What's the Difference Between Failover and Back-Up?

Written by Jim Yupangco | Feb 21, 2014

Protecting your learning management system from downtime is one thing. Saving your data in a safe place for recovery after a disaster is another. To properly protect your system you need both. A back-up takes a copy of your existing system and stores it for later recovery. Failover means that if the server your learning management system runs on fails, or is overextended, it fails over to another server automatically. I’ve discussed back-ups in another blog post. So this post will deal with failover systems.

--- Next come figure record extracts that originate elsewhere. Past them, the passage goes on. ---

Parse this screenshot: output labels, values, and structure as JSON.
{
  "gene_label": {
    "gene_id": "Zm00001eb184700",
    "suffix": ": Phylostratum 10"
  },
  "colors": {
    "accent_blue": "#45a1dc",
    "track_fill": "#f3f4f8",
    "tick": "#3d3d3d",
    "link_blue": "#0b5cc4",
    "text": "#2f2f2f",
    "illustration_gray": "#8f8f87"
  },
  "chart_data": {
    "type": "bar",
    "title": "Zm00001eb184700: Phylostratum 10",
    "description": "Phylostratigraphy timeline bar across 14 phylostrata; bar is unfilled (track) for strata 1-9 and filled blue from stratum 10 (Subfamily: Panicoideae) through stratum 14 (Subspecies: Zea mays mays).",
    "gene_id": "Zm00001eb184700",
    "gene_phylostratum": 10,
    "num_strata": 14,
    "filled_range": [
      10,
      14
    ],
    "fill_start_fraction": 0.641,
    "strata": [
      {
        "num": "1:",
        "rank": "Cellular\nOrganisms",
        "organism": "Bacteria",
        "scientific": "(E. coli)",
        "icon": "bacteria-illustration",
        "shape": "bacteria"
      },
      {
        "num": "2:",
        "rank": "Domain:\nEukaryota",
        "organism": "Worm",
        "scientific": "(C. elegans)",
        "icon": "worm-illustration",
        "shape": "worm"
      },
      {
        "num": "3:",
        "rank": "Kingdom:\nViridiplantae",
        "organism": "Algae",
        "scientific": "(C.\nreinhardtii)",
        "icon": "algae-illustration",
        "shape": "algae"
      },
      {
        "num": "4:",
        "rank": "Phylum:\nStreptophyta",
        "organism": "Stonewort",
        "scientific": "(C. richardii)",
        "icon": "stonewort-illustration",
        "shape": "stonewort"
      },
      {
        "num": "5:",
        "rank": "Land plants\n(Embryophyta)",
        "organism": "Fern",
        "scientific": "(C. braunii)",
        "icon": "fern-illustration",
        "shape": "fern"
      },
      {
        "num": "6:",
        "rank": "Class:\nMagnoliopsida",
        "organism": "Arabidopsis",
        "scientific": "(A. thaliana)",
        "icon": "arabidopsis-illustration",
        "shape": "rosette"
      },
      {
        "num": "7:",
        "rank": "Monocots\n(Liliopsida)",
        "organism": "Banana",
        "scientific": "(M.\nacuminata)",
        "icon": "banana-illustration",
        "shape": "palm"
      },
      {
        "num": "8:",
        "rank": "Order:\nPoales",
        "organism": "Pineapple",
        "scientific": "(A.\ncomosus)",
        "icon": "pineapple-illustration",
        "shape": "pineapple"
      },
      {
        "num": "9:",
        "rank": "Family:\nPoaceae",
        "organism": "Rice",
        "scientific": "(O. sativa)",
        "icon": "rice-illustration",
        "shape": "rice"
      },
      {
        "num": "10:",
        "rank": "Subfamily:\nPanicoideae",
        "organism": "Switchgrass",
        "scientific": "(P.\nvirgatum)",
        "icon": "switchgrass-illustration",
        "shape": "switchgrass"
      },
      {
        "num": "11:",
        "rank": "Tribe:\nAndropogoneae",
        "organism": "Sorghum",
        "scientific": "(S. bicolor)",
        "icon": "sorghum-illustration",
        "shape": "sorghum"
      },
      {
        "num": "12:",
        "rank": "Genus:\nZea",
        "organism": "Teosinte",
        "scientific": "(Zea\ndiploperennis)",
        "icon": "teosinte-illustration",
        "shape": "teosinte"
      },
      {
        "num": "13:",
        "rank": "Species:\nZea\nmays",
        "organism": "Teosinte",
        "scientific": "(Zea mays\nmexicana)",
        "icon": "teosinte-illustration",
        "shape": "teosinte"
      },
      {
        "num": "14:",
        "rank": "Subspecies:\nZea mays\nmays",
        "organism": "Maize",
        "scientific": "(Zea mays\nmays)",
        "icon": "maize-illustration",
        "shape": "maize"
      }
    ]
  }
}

Basically, a failover system acts like a switch between two or more different servers. When a reserve server senses a failover state from the production server running your LMS, it takes over the traffic from the failed server. There are a number of ways you can set up failover systems. For example, some require human intervention to switch from one server to the next. However, for the hosted LMSs we serve, we prefer automatic failover to ensure systems do not ever go down. In our world, ‘Basic’ failover means a standby server can pick up the slack when your production server goes down. Even with the best systems available something can always go wrong so planned redundancy is a wise choice. There are more advanced versions of failover which relate to load balancing to reduce system slowdowns in addition to preventing a wholesale crash.

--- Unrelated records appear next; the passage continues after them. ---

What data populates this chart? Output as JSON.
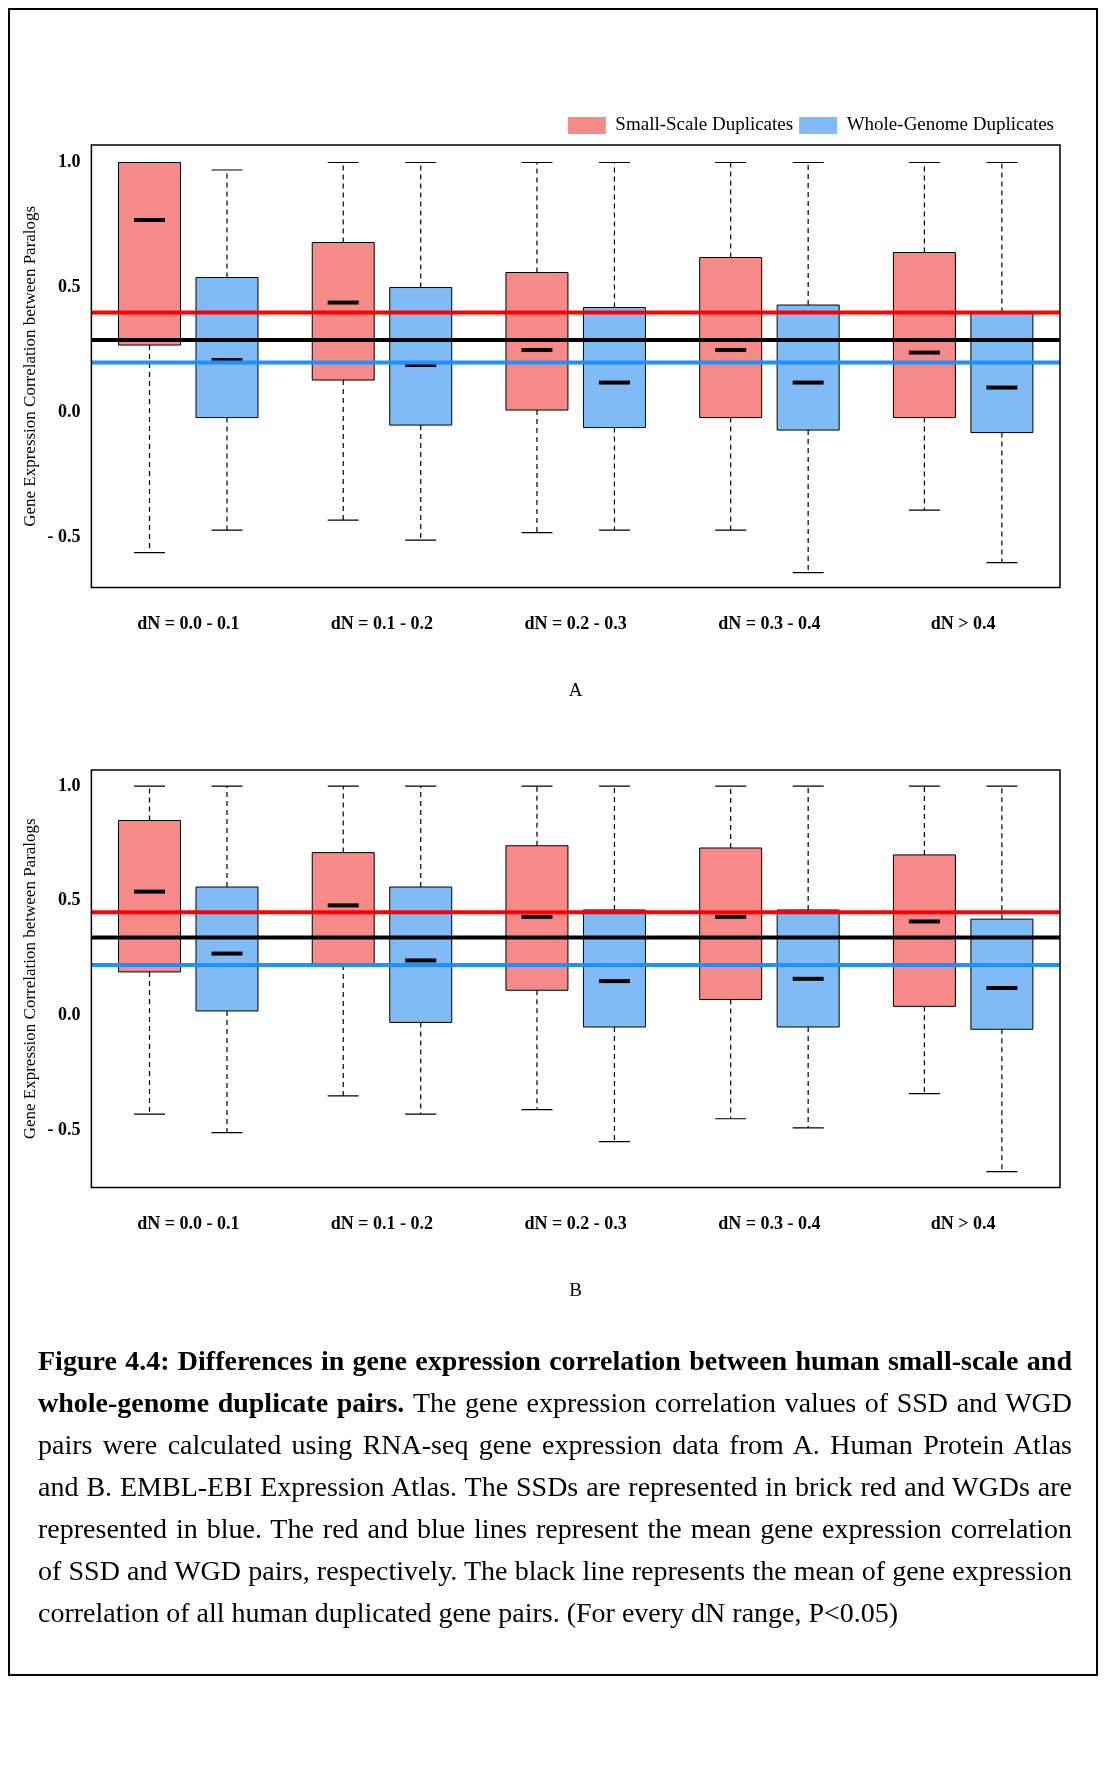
{
  "chart_data": [
    {
      "type": "box",
      "categories": [
        "dN = 0.0 - 0.1",
        "dN = 0.1 - 0.2",
        "dN = 0.2 - 0.3",
        "dN = 0.3 - 0.4",
        "dN > 0.4"
      ],
      "xlabel": "A",
      "ylabel": "Gene Expression Correlation between Paralogs",
      "ylim": [
        -0.7,
        1.07
      ],
      "yticks": [
        {
          "value": -0.5,
          "label": "- 0.5"
        },
        {
          "value": 0,
          "label": "0.0"
        },
        {
          "value": 0.5,
          "label": "0.5"
        },
        {
          "value": 1,
          "label": "1.0"
        }
      ],
      "legend": "top right",
      "grid": false,
      "series": [
        {
          "name": "Small-Scale Duplicates",
          "color": "#f68a88",
          "boxes": [
            {
              "low": -0.56,
              "q1": 0.27,
              "median": 0.77,
              "q3": 1.0,
              "high": 1.0
            },
            {
              "low": -0.43,
              "q1": 0.13,
              "median": 0.44,
              "q3": 0.68,
              "high": 1.0
            },
            {
              "low": -0.48,
              "q1": 0.01,
              "median": 0.25,
              "q3": 0.56,
              "high": 1.0
            },
            {
              "low": -0.47,
              "q1": -0.02,
              "median": 0.25,
              "q3": 0.62,
              "high": 1.0
            },
            {
              "low": -0.39,
              "q1": -0.02,
              "median": 0.24,
              "q3": 0.64,
              "high": 1.0
            }
          ]
        },
        {
          "name": "Whole-Genome Duplicates",
          "color": "#80bbf5",
          "boxes": [
            {
              "low": -0.47,
              "q1": -0.02,
              "median": 0.21,
              "q3": 0.54,
              "high": 0.97
            },
            {
              "low": -0.51,
              "q1": -0.05,
              "median": 0.19,
              "q3": 0.5,
              "high": 1.0
            },
            {
              "low": -0.47,
              "q1": -0.06,
              "median": 0.12,
              "q3": 0.42,
              "high": 1.0
            },
            {
              "low": -0.64,
              "q1": -0.07,
              "median": 0.12,
              "q3": 0.43,
              "high": 1.0
            },
            {
              "low": -0.6,
              "q1": -0.08,
              "median": 0.1,
              "q3": 0.4,
              "high": 1.0
            }
          ]
        }
      ],
      "ref_lines": [
        {
          "axis": "y",
          "value": 0.4,
          "color": "#ff0000"
        },
        {
          "axis": "y",
          "value": 0.29,
          "color": "#000000"
        },
        {
          "axis": "y",
          "value": 0.2,
          "color": "#1e90ff"
        }
      ]
    },
    {
      "type": "box",
      "categories": [
        "dN = 0.0 - 0.1",
        "dN = 0.1 - 0.2",
        "dN = 0.2 - 0.3",
        "dN = 0.3 - 0.4",
        "dN > 0.4"
      ],
      "xlabel": "B",
      "ylabel": "Gene Expression Correlation between Paralogs",
      "ylim": [
        -0.75,
        1.07
      ],
      "yticks": [
        {
          "value": -0.5,
          "label": "- 0.5"
        },
        {
          "value": 0,
          "label": "0.0"
        },
        {
          "value": 0.5,
          "label": "0.5"
        },
        {
          "value": 1,
          "label": "1.0"
        }
      ],
      "grid": false,
      "series": [
        {
          "color": "#f68a88",
          "boxes": [
            {
              "low": -0.43,
              "q1": 0.19,
              "median": 0.54,
              "q3": 0.85,
              "high": 1.0
            },
            {
              "low": -0.35,
              "q1": 0.22,
              "median": 0.48,
              "q3": 0.71,
              "high": 1.0
            },
            {
              "low": -0.41,
              "q1": 0.11,
              "median": 0.43,
              "q3": 0.74,
              "high": 1.0
            },
            {
              "low": -0.45,
              "q1": 0.07,
              "median": 0.43,
              "q3": 0.73,
              "high": 1.0
            },
            {
              "low": -0.34,
              "q1": 0.04,
              "median": 0.41,
              "q3": 0.7,
              "high": 1.0
            }
          ]
        },
        {
          "color": "#80bbf5",
          "boxes": [
            {
              "low": -0.51,
              "q1": 0.02,
              "median": 0.27,
              "q3": 0.56,
              "high": 1.0
            },
            {
              "low": -0.43,
              "q1": -0.03,
              "median": 0.24,
              "q3": 0.56,
              "high": 1.0
            },
            {
              "low": -0.55,
              "q1": -0.05,
              "median": 0.15,
              "q3": 0.46,
              "high": 1.0
            },
            {
              "low": -0.49,
              "q1": -0.05,
              "median": 0.16,
              "q3": 0.46,
              "high": 1.0
            },
            {
              "low": -0.68,
              "q1": -0.06,
              "median": 0.12,
              "q3": 0.42,
              "high": 1.0
            }
          ]
        }
      ],
      "ref_lines": [
        {
          "axis": "y",
          "value": 0.45,
          "color": "#ff0000"
        },
        {
          "axis": "y",
          "value": 0.34,
          "color": "#000000"
        },
        {
          "axis": "y",
          "value": 0.22,
          "color": "#1e90ff"
        }
      ],
      "annotations": [
        "Figure 4.4: Differences in gene expression correlation between human small-scale and whole-genome duplicate pairs.",
        "The gene expression correlation values of SSD and WGD pairs were calculated using RNA-seq gene expression data from A. Human Protein Atlas and B. EMBL-EBI Expression Atlas.  The SSDs are represented in brick red and WGDs are represented in blue. The red and blue lines represent the mean gene expression correlation of SSD and WGD pairs, respectively. The black line represents the mean of gene expression correlation of all human duplicated gene pairs. (For every dN range, P<0.05)"
      ]
    }
  ]
}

Failover for Server Overloads

If you have increased traffic to your server, we can spread that traffic out to alternate servers to, avoid an overload. Server overloading can lead to a crash at worst and seriously slow response times at best. Load balancing spreads traffic from one server to multiple servers. In our world ‘Advanced’ failover means load balancing as well as failover. There are a couple of common methods for determining how network traffic will be rerouted.

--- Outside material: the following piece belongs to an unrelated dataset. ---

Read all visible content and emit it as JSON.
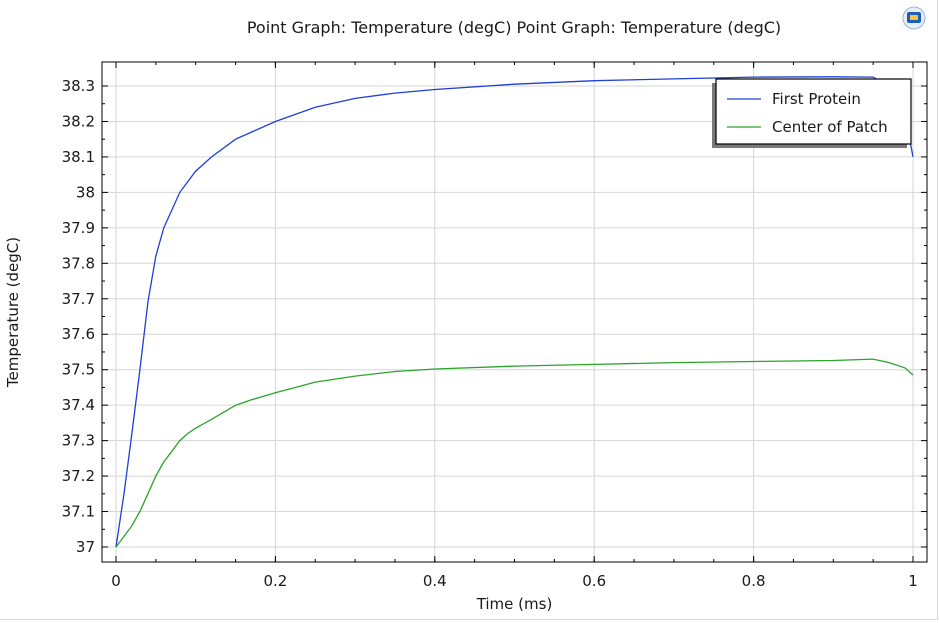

We can distribute traffic based on the geographic location of learners, so all your west coast traffic can go to your west coast servers, and all of your east coast traffic goes to your east coast servers. This may not make sense, however if your learners are all mostly located in one place. In that case, we might use the weighted round robin approach to load balancing.

The weighted round robin approach polls all servers on a regular basis to determine which are experiencing lighter loads and which are experiencing heavy loads. Those with heavy loads can then divert their traffic to the servers with lighter loads. Weighted Round-robin gives us control over where your traffic gets directed, and can work in conjunction with geographic balancing. The great thing about load balancing is that it continually optimizes resources to improve response times and of course, if you have more than one server failover is covered too.

We recommend you consider basic or advanced failover based on the number of users you have and what kind of content you are delivering.